Filmkritik
Inderwahnsinn
Einfach, aber alles andere als einfältig: Aparna Sens Lehrstück über die menschliche Solidarität in Zeiten des religiösen Wahnsinns.
Es beginnt als Multi-Kulti-Jubel-Trubel auf einer Busfahrt im bergigen Hinterland Südindiens und endet als, aufgepasst, Un-Happy-End im Eisenbahnhof von Kalkutta. Dazwischen liegt eine Busfahrt, im Verlaufe derer ein Mann und eine Frau sich viel näher kommen, als sie dürften.
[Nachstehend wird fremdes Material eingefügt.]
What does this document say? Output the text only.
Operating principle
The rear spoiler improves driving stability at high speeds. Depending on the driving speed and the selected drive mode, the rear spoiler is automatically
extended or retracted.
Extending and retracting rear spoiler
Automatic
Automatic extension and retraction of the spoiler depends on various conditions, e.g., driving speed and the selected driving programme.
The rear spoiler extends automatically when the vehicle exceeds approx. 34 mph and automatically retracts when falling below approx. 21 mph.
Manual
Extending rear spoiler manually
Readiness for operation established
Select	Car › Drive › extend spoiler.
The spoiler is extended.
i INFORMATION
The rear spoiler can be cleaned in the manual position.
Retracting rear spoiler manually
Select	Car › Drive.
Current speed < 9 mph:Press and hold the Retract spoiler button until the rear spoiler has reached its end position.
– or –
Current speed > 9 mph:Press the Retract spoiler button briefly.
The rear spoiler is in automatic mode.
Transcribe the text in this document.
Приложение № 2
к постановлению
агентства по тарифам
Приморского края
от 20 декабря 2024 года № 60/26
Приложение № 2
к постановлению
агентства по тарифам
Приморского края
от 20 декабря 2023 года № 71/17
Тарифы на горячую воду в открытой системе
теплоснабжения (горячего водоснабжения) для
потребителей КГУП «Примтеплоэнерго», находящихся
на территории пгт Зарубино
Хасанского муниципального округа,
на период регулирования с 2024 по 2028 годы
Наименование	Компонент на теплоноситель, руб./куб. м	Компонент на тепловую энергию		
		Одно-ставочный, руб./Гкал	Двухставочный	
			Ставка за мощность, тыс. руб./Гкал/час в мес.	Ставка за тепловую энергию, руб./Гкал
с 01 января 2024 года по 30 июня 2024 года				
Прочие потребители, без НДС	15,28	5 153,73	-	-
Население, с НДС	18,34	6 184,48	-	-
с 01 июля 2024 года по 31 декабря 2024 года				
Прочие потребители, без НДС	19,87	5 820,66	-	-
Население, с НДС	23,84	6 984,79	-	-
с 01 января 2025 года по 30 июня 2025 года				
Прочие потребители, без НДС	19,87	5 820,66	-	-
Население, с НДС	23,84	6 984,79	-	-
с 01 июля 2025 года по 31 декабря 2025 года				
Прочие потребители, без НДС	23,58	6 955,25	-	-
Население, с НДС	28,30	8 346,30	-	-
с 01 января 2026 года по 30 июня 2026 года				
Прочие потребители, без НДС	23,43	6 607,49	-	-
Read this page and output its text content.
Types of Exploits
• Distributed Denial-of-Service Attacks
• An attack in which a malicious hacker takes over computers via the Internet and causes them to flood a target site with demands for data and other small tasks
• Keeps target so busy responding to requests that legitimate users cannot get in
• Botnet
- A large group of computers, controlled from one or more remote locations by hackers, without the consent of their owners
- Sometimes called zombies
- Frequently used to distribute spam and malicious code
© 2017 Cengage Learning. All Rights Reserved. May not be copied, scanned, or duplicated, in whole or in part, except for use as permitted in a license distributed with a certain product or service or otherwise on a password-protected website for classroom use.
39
Die strenggläubige Hindufrau aus der Kaste der Brahmanen (Konkona Sen Sharma) und der aufgeklärt-muslimische Fotograf aus den Bengalen (Rahul Bose) treffen sich nicht ganz zufällig. Eine Seefahrt mag hierzulande lustig sein, aber nicht eine Busreise in Indien - schon gar nicht für eine Frau mit Baby. Was sich als höfliches Reichen der Wasserflasche und reisetypischer Small-Talk à la "interessant, was Sie da sagen, aber mein Buch ist gerade so spannend, ja?" anlässt, wird urplötzlich existenziell, als der Bus eine Gegend erreicht, wo fanatische Hindus radikale Moslems jagen. Sie rettet sein Leben, indem sie ihn als ihren Ehemann ausgibt; er dankt es ihr, indem er an ihrer Seite bleibt, wähernd ein Dorf im Blut des religiösen Wahnsinns zu ertrinken droht. So beginnt eine Liebesgeschichte, die keine wird, aber eines von ganzem Herzen ist: Ein Plädoyer für die Verständigung.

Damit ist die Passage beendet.